More Japan-based blogs — I can’t keep up

Just tonight I received two emails from new Japan-based bloggers asking to be added to my list in the right-hand margin (to go along with another email from one of the people behind Tokyonyc (“a new yorker’s view of japan”)). So that probably means it’s a good time for one of these posts. Without further ado, here are Japan-based blogs recently added to the list:

Achikochi
American Lawyer in a Japanese Law Office
Art Brain
Bluesocks in Tokyo
esthet (previously mentioned here)
Fred
Fukuma Hair Flap
Gaijin in Tokyo
A Geek in Tokyo
Gen Kanai Weblog
Japaneze
Life in the Hohan
Mikan Moblog
Sync A World You Want To Explore
Underwhelmed and Overrated
Video-Link Japan

There’s also now a Japan Blogger’s Webring, put together by MJ of Cerebral Soup.

My RSS feeds

Recently having become a more avid user of RSS feeds to keep up not only with my favorite blogs — at least those that have RSS feeds — but also with current events, it seemed like a good time to update my feeds and the images I use to display them. With respect to the feeds, I changed my RSS 0.91 feed to an RSS 2.0 feed, which includes the entire text of each post. (The RSS 1.0 feed, which includes excerpts of each post, I have left as-is).

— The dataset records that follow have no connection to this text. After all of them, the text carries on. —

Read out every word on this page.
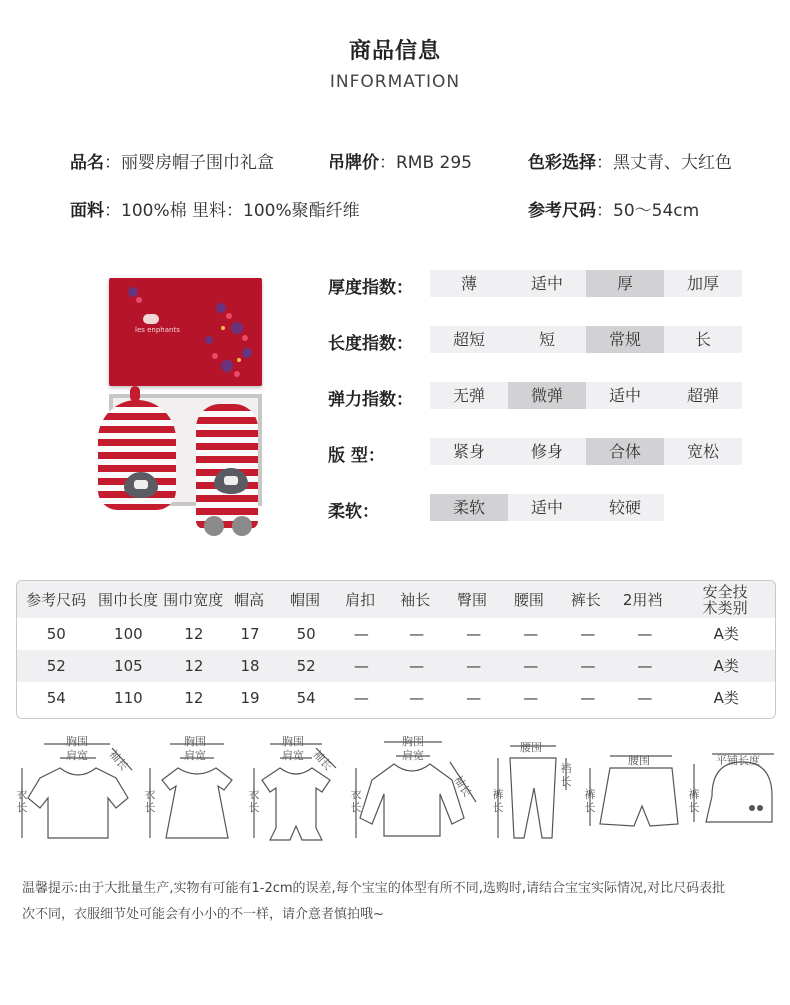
商品信息
INFORMATION
品名：丽婴房帽子围巾礼盒	吊牌价：RMB 295	色彩选择：黑丈青、大红色
面料：100%棉 里料：100%聚酯纤维	参考尺码：50～54cm
les enphants
厚度指数：	薄	适中	厚	加厚
长度指数：	超短	短	常规	长
弹力指数：	无弹	微弹	适中	超弹
版 型：	紧身	修身	合体	宽松
柔软：	柔软	适中	较硬
参考尺码 围巾长度 围巾宽度 帽高	帽围	肩扣	袖长	臀围	腰围	裤长	2用裆	安全技术类别
50	100	12	17	50	—	—	—	—	—	—	A类
52	105	12	18	52	—	—	—	—	—	—	A类
54	110	12	19	54	—	—	—	—	—	—	A类
胸围
肩宽 袖长
衣长
胸围
肩宽
衣长
胸围
肩宽 袖长
衣长
胸围
肩宽
袖长
衣长
腰围
裤长
裆长
腰围
裤长
平铺长度
裤长
温馨提示:由于大批量生产,实物有可能有1-2cm的误差,每个宝宝的体型有所不同,选购时,请结合宝宝实际情况,对比尺码表批
次不同，衣服细节处可能会有小小的不一样，请介意者慎拍哦~
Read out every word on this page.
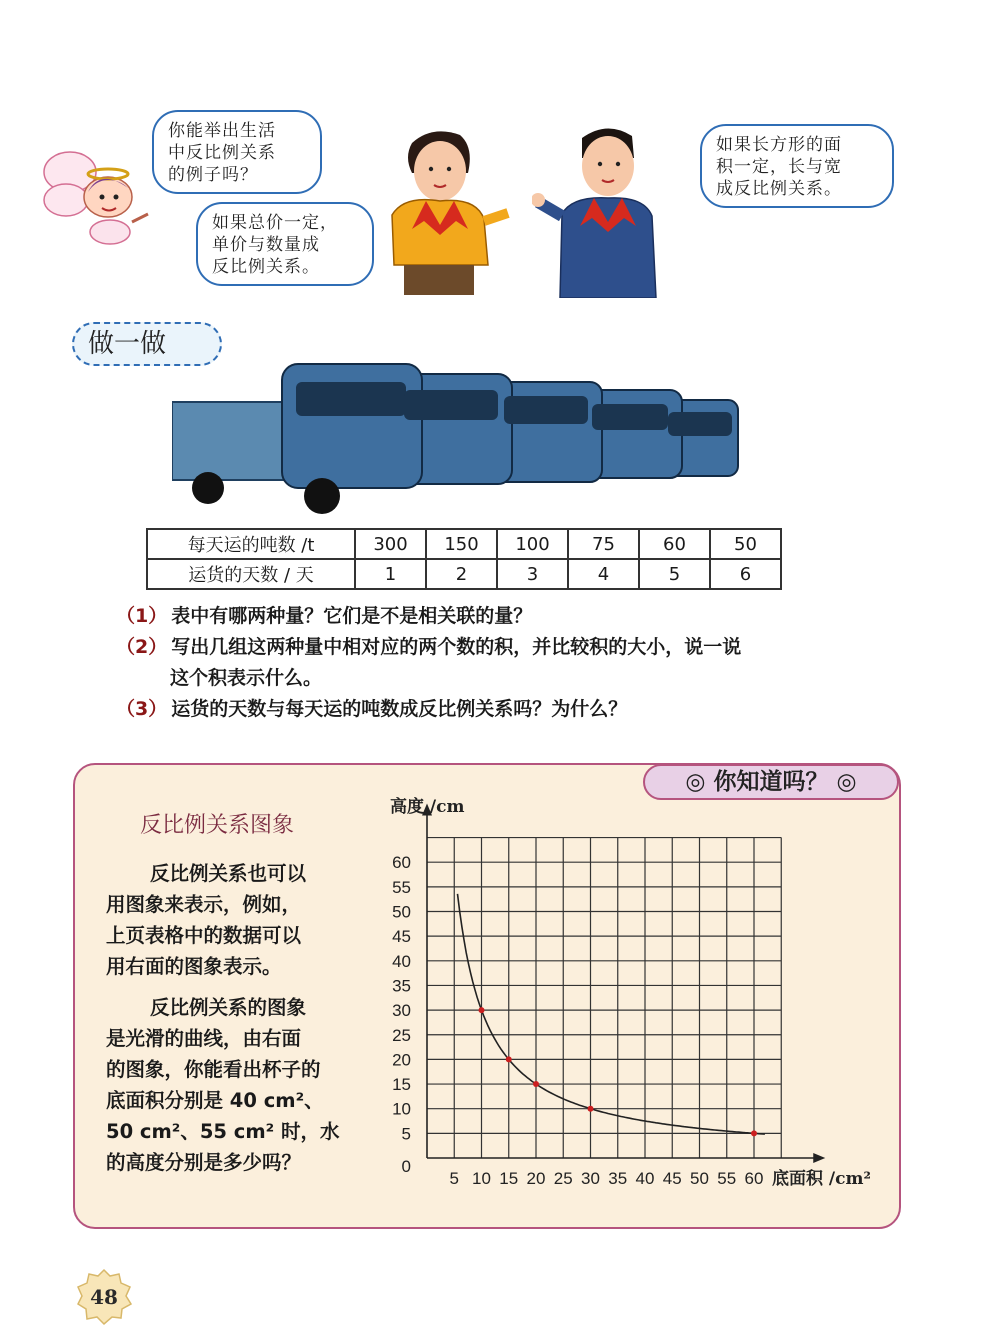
你能举出生活
中反比例关系
的例子吗？
如果总价一定，
单价与数量成
反比例关系。
如果长方形的面
积一定，长与宽
成反比例关系。
做一做
每天运的吨数 /t	300	150	100	75	60	50
运货的天数 / 天	1	2	3	4	5	6
（1） 表中有哪两种量？它们是不是相关联的量？
（2） 写出几组这两种量中相对应的两个数的积，并比较积的大小，说一说
这个积表示什么。
（3） 运货的天数与每天运的吨数成反比例关系吗？为什么？
◎ 你知道吗？ ◎
反比例关系图象
反比例关系也可以
用图象来表示，例如，
上页表格中的数据可以
用右面的图象表示。
反比例关系的图象
是光滑的曲线，由右面
的图象，你能看出杯子的
底面积分别是 40 cm²、
50 cm²、55 cm² 时，水
的高度分别是多少吗？	0
5
10
15
20
25
30
35
40
45
50
55
60
5 10 15 20 25 30 35 40 45 50 55 60
高度 /cm
底面积 /cm²
48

If the above makes no sense to you, this article is a good place to start. This Mark Pilgrim article might also help (stick to page 1). If you’re interested in reading feeds via a news reader (or “aggregator”), this list by Haiko Hebig has links to a bunch of different options (for the record, I’m using NewzCrawler).

I’ve gone back and forth about news feeds and whether or not this is how I want to read the sites that I like to read. However, recently, as time for blog-reading (not to mention blog-writing) has decreased substantially, I’ve found that by using a news reader, I can keep up with the sites I’m interested in much more efficiently. There was recently an interesting exchange of comments at Ken Loo’s World about people who use news readers possibly being “skimmers.” Naturally the RSS reader allows me to “skim” at a quicker pace, but I wouldn’t agree with the implied notion that somehow I’m affording myself a less-qualitative reading experience, or that somehow RSS is better-suited for link-and-run sites like Instapundit. The fact of the matter is that regardless of whether I’m viewing sites via an RSS reader or my web browser, I do a lot of skimming. The RSS feeds simply allow my to skim faster, so that when I come across those articles that I deem are worth reading, I actually have more time to linger and ponder and reflect, and sometimes comment.

Back to house-cleaning, I also added .gif buttons denoting these feeds, which are variations on buttons created by Jeremy Hedley of Antipixel. A while back Jeremy implored his readers to “steal his buttons,” and I’ve more or less done that, changing them slightly. Thanks Jeremy!